Title: The Uncertain Season
Publisher: Lake Union Publishing
When I stood on the shores of Galveston in 2013, I was clapping my eyes on the ocean after decades. I grew up in a town that was a little like Houston, only much smaller in scale. It was hot and humid and the seashore was at least an hour's drive away. Absence had made my heart fonder for the sea shore. The proximity of the ocean from the city charmed me. The sands, the rolling waves were the same as they were on the beaches of my childhood.
I have read the 1900 Galveston: Indignities series by N.E. Brown and enjoyed them immensely. I read up on the infamous 1900 storm and a book by Suzanne Morris Galveston.
Ann Howard Creel's book was recommended to me by a Kindle newsletter that sends me a list of books that are recommended and marked down as a special deal for the day. I usually browse through the newsletter and buy the book if it looks interesting, as this one did. I used the Look Inside option available on Amazon to get the feel of the book. This option reminds me of flipping through a few pages of a book in a library or a bookstore to see if it looked good. This method has rarely failed me.
The Uncertain Season gives us a prologue where a girl's family is lost during the 1900 storm in Galveston. She is saved thanks to the ingenuity of a fisherman her family is friends with. From the next chapter we learn about the main character, Grace Hilliard who is on her way to the railway station to pick up her cousin Etta. The girls know each other slightly, having met only once before as children. Etta is gorgeous but a poor relation. Grace is true to her name, talented, rich and graceful. She is engaged to Jonathan, rich and handsome. Etta tries to make a foothold in this rarefied world of the Hilliards, she wants to marry a rich young man and live this luxurious life they are accustomed to.
By contrast Grace finds herself doing charity work among the poor people of the city by the side of the Methodist Reverend Ira Price and is deeply affected by the life there. She also comes in touch with the Girl who lost her family in the 1900 storm and tries to help her.

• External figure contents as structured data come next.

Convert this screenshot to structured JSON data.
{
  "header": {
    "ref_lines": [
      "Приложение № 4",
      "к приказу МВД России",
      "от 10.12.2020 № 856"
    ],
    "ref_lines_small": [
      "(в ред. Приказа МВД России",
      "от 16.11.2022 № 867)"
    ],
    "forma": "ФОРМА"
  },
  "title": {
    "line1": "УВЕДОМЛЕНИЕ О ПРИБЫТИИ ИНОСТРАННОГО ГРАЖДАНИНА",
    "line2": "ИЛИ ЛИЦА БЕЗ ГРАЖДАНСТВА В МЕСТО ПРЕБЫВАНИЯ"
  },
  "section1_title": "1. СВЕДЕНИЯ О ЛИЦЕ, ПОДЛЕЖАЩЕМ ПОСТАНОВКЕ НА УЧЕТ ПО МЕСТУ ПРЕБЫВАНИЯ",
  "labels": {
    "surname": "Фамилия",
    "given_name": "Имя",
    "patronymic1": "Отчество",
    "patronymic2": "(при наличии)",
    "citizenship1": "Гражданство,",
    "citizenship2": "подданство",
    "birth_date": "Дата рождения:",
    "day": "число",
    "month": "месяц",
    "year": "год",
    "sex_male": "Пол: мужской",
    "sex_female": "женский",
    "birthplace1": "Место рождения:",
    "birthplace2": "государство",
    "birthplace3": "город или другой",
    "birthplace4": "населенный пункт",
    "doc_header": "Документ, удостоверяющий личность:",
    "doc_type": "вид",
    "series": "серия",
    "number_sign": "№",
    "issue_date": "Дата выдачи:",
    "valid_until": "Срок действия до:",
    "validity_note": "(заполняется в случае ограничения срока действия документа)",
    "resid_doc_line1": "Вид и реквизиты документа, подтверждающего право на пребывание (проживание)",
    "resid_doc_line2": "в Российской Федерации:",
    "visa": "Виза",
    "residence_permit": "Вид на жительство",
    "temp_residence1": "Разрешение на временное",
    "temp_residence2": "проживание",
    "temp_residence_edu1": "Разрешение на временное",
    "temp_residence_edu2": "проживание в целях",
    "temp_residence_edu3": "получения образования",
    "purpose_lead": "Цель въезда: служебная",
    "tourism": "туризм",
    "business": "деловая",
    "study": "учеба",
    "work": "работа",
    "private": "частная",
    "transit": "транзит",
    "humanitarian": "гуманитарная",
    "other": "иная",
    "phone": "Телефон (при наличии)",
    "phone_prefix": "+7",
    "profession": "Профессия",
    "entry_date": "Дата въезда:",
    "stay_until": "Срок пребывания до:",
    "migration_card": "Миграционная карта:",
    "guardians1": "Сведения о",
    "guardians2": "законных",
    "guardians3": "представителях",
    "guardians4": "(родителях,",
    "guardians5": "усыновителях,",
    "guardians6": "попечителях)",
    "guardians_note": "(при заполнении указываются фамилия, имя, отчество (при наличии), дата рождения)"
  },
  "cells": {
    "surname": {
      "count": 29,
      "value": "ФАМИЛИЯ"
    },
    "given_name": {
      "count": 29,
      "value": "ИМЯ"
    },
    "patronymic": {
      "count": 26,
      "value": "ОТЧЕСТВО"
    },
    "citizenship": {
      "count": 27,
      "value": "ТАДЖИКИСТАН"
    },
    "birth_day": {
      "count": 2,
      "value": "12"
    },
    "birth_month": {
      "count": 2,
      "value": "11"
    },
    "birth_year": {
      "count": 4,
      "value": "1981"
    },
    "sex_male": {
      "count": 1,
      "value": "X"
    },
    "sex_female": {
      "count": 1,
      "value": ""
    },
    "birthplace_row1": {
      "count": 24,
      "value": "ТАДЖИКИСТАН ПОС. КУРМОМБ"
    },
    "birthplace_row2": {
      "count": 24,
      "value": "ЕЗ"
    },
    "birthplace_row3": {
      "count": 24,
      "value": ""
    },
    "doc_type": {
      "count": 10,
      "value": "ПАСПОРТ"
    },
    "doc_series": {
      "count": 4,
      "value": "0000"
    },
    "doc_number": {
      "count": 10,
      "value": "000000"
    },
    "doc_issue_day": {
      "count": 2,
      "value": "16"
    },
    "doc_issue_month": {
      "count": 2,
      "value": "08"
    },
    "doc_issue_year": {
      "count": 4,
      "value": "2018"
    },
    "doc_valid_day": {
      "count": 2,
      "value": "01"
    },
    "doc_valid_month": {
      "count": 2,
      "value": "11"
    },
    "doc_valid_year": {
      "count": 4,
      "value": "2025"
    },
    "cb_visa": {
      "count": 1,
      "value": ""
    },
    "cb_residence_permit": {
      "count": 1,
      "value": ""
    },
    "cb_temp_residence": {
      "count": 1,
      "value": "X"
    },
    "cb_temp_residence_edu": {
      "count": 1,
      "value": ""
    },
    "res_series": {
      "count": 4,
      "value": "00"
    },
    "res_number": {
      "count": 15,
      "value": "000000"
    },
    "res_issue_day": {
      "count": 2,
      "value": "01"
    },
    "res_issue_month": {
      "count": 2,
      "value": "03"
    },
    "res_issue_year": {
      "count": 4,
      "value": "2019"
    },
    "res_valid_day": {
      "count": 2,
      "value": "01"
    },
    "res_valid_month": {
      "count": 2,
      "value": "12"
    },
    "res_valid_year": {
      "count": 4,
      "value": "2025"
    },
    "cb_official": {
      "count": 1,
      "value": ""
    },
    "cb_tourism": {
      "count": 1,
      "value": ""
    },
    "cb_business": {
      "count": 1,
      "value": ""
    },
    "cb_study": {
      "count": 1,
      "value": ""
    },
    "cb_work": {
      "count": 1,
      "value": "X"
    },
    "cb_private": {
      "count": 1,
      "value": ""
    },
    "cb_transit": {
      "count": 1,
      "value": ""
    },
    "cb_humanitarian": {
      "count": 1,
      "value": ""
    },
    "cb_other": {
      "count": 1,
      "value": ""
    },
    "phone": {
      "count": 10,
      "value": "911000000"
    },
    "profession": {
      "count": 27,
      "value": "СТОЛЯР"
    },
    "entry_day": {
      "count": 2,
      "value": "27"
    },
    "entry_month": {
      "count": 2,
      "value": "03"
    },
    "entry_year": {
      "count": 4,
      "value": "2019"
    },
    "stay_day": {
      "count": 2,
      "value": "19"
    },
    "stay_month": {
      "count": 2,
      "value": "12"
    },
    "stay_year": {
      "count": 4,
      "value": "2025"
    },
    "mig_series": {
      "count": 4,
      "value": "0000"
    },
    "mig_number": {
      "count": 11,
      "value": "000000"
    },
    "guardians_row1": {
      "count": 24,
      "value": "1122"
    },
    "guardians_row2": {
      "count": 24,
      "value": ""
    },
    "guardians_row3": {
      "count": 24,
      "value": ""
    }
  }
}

The changes that Grace and Etta face changes their thinking and way of life. There are secrets that are uncovered and revealed dramatically which alters them forever.
We can call the book a historical romance. It is the story of Etta and Grace, girls who are related by blood but not class. All the divisions of that age, between rich and poor, colored and white are well etched. Etta is an outsider trying to fit in, she can hold her own in a conversation with the friends of Hilliards but when they start talking about travel or opera and the art scene, she finds she cannot compete. She isn't exposed to that kind of a privilege. Hence she has to use subterfuge and mystery to augment her appeal. Grace has been so ensconced in her privileged life that when she first steps into the alleys to work with the poor she is taken aback. She has lived her life barely a mile away from the alley but never imagined anything like it.
I liked how well etched the characters were. They seem so real with their angst and anxieties. It is easy to empathize with them even when they are doing something wrong, for we understand why they do it. The story is well crafted and it was easy to read. The writing style is simple and engaging. This a little gem of a book and I am willing to read more books by this author.
I love a good romance but find it hard to find one. There are so many romance novelists who wind up being tedious, most of them are too fluffy and the story feels like flat soda. This one was full bodied and it barely even felt like a romance, it was more like a slice of life story. The best kind in my opinion.